Ce planning millimétré peut parfois inquiéter. Le jour de leur arrivée, les  prospects sont immédiatement conduits à la clinique pour effectuer  « un plan de traitement détaillé, avec la durée des opérations ainsi que le prix ». Un bilan et un devis en somme. Pour Nadia, ce sera une pose de douze implants, pour un montant de 24 000 euros, en trois rendez-vous étalés sur un an. Pour la même prestation, la niçoise affirme qu’elle aurait payé 60 000 euros en France. Après ce diagnostic, le couple est reconduit à l’hôtel et, comme chaque client de Kreativ Dental, dispose de 24 heures pour prendre sa décision.  « Le lendemain matin, le patient décide ce qu’il veut faire. S’il veut rentrer, le patient est ramené à l’aéroport et dans ce cas, il n’aura pas dépensé un centime puisque la première nuit d’hôtel est offerte. S’il veut commencer les soins, le chauffeur l’amène à la clinique et on démarre immédiatement », détaille Peter Onody.  « Les Français sont d’ailleurs généralement les seuls à partir après cette nuit offerte », s’amuse le responsable. Pour Nadia et Serge, le timing est trop serré. Manque de chance, le jour de leur arrivée Serge a perdu sa valise à l’aéroport. Nadia refuse alors de prendre la décision seule. Le couple prend 24 heures de plus pour réfléchir, et paie une nuit d’hôtel à ses frais. 

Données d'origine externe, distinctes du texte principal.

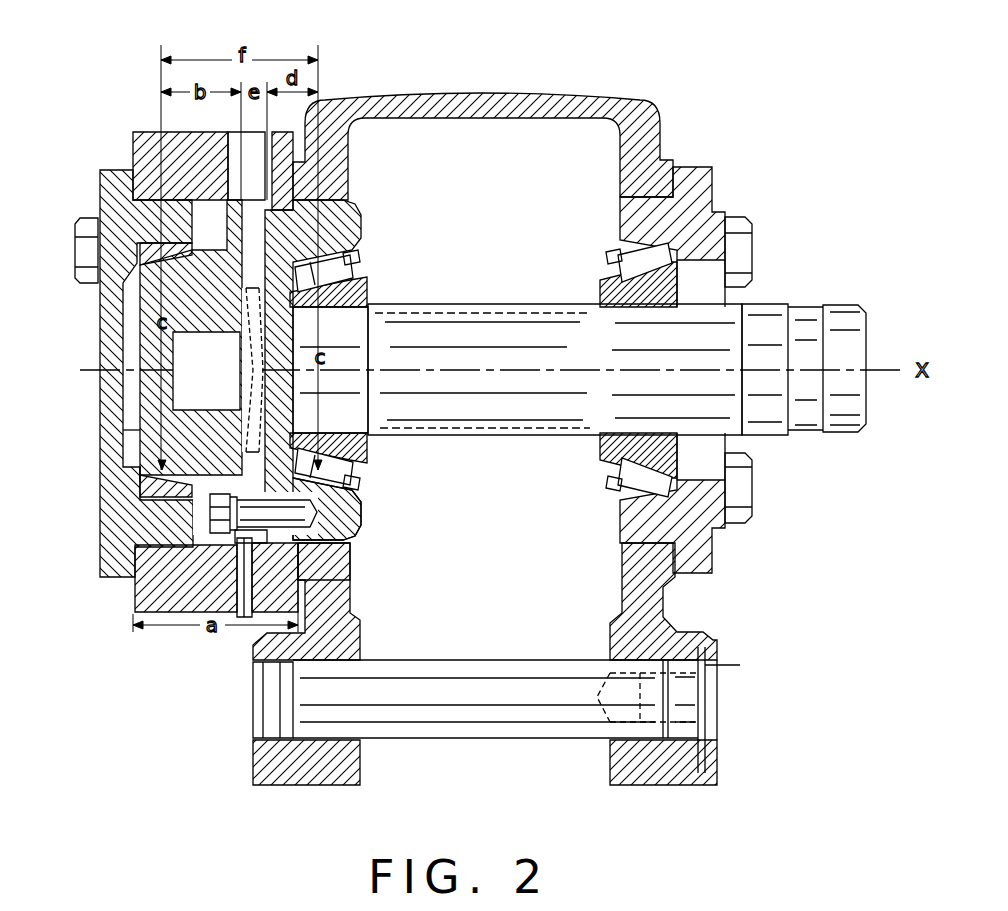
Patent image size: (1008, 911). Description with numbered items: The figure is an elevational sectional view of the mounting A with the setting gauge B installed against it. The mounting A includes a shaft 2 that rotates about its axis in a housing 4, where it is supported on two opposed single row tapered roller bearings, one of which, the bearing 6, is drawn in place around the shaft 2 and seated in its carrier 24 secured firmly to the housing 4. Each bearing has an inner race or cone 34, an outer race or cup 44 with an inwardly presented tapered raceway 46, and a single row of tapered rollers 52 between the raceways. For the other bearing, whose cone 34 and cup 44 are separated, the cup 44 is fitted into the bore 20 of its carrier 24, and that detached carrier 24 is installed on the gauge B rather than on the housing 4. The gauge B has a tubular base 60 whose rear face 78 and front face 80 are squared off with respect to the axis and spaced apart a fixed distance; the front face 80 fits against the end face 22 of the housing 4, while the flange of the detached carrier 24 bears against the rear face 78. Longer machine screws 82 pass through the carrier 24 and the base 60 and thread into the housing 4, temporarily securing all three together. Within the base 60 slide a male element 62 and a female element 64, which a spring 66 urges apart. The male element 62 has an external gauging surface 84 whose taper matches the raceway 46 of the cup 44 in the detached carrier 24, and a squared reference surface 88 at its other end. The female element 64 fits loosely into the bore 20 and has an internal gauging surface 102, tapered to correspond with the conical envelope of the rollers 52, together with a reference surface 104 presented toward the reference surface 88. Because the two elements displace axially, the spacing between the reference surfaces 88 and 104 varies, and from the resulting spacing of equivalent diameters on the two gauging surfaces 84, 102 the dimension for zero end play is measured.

Le retrait de ses dents les plus abîmées débute le jour d’après. S’ensuit après ça un autre passage en Hongrie, quelques mois plus tard, pour la pose des premiers implants. Malheureusement, à son retour en France, Nadia s’aperçoit que ceux-ci sont trop imposants pour sa mâchoire, et doit revenir en urgence en Hongrie. Si le couple dit ne pas avoir été inquiété par cette déconvenue, d’autres patients en gardent une expérience bien plus amère.  « Mes facettes sont tombées dans l’avion », peut-on lire sur un forum au sujet d’une clinique,  « à fuir, clinique à fric… les appareils sont faits à la va-vite, des appareils qui cassent, des dents qui cassent », déplore une certaine Danielle au sujet d’un autre établissement. Témoignages réels ou  bien laissés par des concurrents jaloux et mal intentionnés ? Difficile à vérifier. Claire Hunyadi, a travaillé en tant qu’interprète française et commerciale dans le secteur du tourisme dentaire pendant une dizaine d’années. Cette Française confirme les  « risques de dérives ».  « Le corps humain n’est pas fait pour subir en une semaine des soins qui sont habituellement étalés sur plusieurs mois », analyse celle qui a désormais quitté les  « usines à dents » pour un petit cabinet de la capitale hongroise qui ne compte qu’un seul dentiste.

Lors de leur quatrième et dernière visite en Hongrie, en ce mois de mai, Serge et Nadia se disent toujours aussi satisfaits de l’accompagnement reçu. Devenus de véritables habitués, ils ont cette fois choisi un petit Airbnb  « pour se sentir comme à la maison ».  « Nadia n’avait pas vraiment le temps de visiter les dernières fois vu qu’on venait seulement pour quelques jours, mais cette fois, on est là pour trois semaines, donc ça ressemble un peu plus à des vacances. On va aux thermes presque tous les jours », se réjouit Serge. 

Les visites touristiques attendront encore un peu.  Peter vient chercher Nadia. C’est l’heure de l’opération. Le visage de la niçoise se ferme quelques secondes. Elle prend une grande inspiration, serre une dernière fois la main de son compagnon puis affiche un grand sourire. Sa silhouette longiligne se redresse pour se diriger vers la salle d’opération. À sa sortie, Nadia aura un tout nouveau sourire.